Mentoring relationships are power relationships. The person in the mentor role always has power over the person in the mentee role, no matter how well-intentioned the mentor is. The mentor controls access to opportunity, development, networks, and resources. The mentee wants to be in a relationship with the mentor because he or she represents something to which the mentee aspires. The mentee wants to learn from the mentor, craves his or her feedback and encouragement, and, intended or not, will start to shape his or her behavior in the direction of the mentor’s own.
What does this mean for mentoring relationships, then? Should they be avoided, for fear of the damage that might be inflicted? Of course not. (And, I would suggest that if you, as a potential mentor, are avoiding these relationships for fear of being accused of harassment, then you have a bigger problem than mentoring.) But neither mentor nor mentee should enter into these relationships lightly, and both should be aware of their responsibilities and their commitments throughout the mentoring process. As a mentor or potential mentor, consider the following tips:
- Always keep the mentee’s goals in front of you. Mentoring relationships are always about the mentee’s goals, not the mentor’s. When you feel yourself pushing your mentee down a path, check your intentions and bring the relationship and the conversation back to the mentee and his or her goals.
- Check your motivations. Mentoring relationships aren’t reciprocal, quid pro quo situations. You, as the mentor, are there to support the mentee and his or her progress towards their goals. Your goal is not to get something out of the relationship or the other person. Mentoring relationships are a privilege, not a right. It is a privilege to be of service to and to learn from another person. It is the mentor’s privilege.
- Use a mentoring agreement. A tool like a mentoring agreement can help to formalize the process and work that you will be doing together, sets clear expectations for the relationship, and builds in regular check-in points for feedback. It also gives the mentee a tool so that he or she can hold the mentor accountable, which is especially important when there is a considerable power imbalance between the mentoring partners.
Doing these things won’t fool-proof your relationship and ensure that nothing untoward happens. Mentoring relationships require constant work and attention in order to result in positive outcomes for the mentee, which should always be the goal and the focus of any effective mentoring relationship.

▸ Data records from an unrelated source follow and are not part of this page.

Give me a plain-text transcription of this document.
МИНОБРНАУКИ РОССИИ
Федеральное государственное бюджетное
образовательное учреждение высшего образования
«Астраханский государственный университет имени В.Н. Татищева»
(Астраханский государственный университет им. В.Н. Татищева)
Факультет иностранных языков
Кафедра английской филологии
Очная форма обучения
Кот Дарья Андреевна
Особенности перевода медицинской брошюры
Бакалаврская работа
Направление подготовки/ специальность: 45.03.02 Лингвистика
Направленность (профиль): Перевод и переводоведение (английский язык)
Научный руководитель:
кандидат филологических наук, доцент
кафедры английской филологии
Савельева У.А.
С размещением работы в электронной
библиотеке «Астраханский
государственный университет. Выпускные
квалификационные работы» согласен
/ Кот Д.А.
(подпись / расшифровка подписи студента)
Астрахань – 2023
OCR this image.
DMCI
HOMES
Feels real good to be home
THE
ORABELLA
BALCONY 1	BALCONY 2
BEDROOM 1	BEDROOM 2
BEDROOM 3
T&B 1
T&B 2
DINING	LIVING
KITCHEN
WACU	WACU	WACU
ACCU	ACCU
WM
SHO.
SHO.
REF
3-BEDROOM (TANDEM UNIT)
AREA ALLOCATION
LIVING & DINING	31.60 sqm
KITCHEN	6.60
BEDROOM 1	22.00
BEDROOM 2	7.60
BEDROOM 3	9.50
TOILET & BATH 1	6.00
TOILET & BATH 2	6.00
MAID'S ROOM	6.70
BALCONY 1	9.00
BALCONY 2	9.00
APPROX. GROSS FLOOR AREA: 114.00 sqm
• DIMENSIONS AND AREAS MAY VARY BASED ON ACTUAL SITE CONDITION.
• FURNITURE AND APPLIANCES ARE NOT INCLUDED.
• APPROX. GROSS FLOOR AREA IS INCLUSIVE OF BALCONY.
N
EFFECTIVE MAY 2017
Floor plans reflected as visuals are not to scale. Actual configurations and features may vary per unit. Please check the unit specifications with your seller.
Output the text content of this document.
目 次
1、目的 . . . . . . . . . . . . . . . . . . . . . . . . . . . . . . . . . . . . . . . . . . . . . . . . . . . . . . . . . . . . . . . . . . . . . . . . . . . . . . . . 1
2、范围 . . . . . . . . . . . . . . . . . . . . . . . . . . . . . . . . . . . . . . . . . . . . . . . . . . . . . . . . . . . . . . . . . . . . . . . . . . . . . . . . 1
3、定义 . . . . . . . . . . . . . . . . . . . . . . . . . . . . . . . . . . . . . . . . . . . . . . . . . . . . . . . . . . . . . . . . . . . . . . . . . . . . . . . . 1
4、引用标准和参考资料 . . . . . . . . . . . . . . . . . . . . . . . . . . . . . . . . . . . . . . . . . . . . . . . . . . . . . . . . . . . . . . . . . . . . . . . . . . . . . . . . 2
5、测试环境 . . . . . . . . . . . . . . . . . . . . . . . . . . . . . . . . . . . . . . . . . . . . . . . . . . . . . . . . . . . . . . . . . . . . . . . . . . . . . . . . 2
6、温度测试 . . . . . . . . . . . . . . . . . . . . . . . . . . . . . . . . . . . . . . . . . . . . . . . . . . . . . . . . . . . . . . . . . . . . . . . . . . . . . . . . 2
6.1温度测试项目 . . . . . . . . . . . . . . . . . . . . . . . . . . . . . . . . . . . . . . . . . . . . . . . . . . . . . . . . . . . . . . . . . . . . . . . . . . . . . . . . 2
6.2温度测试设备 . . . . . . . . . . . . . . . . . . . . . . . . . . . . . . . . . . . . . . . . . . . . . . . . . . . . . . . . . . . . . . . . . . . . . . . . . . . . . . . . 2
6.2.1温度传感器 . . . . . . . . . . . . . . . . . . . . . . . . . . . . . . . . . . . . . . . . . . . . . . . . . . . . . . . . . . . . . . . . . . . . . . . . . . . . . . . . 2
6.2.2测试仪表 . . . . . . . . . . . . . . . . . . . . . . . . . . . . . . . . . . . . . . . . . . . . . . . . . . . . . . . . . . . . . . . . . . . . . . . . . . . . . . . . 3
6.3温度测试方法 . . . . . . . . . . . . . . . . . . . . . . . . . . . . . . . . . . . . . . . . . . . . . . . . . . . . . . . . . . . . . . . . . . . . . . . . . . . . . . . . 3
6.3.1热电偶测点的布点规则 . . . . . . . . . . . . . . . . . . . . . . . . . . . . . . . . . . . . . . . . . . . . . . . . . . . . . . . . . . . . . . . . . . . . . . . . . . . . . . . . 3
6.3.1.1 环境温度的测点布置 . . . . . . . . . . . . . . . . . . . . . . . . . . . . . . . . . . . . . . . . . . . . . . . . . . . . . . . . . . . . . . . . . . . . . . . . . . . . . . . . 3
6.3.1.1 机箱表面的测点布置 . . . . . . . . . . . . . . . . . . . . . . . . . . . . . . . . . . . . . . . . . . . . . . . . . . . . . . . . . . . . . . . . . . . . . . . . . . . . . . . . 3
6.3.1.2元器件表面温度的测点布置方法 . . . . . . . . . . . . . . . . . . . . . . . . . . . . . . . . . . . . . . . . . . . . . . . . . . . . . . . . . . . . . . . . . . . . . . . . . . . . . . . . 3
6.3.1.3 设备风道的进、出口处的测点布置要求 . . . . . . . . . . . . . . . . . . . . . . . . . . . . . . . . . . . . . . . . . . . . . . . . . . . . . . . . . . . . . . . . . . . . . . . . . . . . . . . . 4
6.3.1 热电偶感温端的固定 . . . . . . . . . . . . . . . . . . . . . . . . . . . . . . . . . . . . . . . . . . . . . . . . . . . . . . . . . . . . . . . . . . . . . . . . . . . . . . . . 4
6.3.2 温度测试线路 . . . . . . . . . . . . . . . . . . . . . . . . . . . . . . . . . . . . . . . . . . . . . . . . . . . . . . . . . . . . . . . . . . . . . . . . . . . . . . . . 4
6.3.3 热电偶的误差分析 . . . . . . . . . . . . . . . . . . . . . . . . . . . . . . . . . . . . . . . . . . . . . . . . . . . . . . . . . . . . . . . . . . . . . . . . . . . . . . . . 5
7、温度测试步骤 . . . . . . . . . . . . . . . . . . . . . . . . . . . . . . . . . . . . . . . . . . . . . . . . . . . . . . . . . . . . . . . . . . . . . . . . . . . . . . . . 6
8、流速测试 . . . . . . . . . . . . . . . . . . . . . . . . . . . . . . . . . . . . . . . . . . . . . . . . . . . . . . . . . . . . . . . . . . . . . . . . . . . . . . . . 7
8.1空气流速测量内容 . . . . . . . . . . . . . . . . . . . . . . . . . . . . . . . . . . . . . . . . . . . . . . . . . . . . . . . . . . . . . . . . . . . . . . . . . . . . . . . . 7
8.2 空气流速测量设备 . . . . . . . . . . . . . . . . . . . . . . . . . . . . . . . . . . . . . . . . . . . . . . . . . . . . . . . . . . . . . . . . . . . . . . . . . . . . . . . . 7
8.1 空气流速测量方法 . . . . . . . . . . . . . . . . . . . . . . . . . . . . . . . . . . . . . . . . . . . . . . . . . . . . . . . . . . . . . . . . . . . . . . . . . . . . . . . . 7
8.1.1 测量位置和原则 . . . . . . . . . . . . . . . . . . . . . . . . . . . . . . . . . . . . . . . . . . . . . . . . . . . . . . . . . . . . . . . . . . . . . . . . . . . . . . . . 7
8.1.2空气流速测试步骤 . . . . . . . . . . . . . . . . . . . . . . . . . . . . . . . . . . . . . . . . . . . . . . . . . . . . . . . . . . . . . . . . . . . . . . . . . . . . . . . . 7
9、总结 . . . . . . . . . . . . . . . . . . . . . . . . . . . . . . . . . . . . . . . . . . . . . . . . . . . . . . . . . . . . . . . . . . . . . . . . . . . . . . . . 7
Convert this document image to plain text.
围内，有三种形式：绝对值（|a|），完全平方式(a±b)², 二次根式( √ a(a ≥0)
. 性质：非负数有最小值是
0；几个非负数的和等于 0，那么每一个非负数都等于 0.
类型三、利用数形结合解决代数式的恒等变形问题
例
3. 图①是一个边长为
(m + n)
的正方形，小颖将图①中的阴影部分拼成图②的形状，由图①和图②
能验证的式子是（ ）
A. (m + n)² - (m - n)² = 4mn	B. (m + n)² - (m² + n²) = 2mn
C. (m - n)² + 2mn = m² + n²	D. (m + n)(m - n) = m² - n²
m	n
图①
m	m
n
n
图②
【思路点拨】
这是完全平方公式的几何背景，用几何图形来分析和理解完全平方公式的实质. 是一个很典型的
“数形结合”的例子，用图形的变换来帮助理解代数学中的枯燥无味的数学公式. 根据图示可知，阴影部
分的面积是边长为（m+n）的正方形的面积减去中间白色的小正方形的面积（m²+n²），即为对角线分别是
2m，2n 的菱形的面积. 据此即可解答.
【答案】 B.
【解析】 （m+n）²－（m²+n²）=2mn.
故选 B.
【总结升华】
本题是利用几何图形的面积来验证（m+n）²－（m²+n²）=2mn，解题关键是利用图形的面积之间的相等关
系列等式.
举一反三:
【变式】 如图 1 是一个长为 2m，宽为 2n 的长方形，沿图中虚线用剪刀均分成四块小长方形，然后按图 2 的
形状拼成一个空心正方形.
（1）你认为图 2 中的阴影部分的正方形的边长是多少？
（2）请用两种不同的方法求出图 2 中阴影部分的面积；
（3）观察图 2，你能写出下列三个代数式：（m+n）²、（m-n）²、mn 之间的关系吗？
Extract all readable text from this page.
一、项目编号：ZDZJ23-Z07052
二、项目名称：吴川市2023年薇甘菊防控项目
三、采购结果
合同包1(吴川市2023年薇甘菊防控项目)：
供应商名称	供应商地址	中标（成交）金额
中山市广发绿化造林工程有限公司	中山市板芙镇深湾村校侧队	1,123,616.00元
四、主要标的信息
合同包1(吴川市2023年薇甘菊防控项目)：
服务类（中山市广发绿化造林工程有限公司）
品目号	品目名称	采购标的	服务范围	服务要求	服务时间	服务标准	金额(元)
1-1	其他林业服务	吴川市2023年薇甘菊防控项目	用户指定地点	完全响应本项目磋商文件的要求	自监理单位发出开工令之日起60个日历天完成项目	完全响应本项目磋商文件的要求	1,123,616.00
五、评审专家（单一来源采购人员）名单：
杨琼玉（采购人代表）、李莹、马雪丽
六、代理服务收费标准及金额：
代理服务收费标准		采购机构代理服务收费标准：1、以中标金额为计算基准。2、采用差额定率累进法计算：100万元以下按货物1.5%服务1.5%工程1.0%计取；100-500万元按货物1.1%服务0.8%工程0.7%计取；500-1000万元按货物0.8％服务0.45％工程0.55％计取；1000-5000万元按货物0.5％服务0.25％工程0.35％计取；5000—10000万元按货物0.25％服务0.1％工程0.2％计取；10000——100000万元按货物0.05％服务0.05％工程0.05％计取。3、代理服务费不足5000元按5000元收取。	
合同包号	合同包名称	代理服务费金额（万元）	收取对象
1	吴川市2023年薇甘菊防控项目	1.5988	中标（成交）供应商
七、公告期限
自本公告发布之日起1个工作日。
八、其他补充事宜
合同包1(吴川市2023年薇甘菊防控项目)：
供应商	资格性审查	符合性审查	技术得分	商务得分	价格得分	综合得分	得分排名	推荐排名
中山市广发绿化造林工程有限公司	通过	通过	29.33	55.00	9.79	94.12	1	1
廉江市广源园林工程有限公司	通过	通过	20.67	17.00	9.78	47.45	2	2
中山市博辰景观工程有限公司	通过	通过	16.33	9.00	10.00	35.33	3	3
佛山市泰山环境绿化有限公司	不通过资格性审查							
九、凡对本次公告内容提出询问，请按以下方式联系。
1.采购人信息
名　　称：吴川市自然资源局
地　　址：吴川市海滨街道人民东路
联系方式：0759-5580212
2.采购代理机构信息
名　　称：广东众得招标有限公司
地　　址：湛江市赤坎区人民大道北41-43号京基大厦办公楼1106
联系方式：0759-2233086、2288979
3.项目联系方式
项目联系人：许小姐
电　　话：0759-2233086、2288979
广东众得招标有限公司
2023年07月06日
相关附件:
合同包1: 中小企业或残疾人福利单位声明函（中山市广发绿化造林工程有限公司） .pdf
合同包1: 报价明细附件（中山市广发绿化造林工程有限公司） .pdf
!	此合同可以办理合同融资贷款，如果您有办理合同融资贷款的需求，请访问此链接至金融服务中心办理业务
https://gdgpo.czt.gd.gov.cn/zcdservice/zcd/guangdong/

I’ve always loved the quote at the top of this post, from the wand-maker Ollivander at the beginning of the Harry Potter books. I love the juxtaposition of those two words, “terrible” and “great.” What Ollivander is saying to us (and to Harry) is that there is a fine line between the two, that greatness is not necessarily the same as goodness. Mentoring is an awesome opportunity, yes. It is the opportunity to grow and develop another person, to speak into their life in meaningful and powerful ways. But it is also an awesome responsibility and one that is not to be taken lightly, or given forcefully.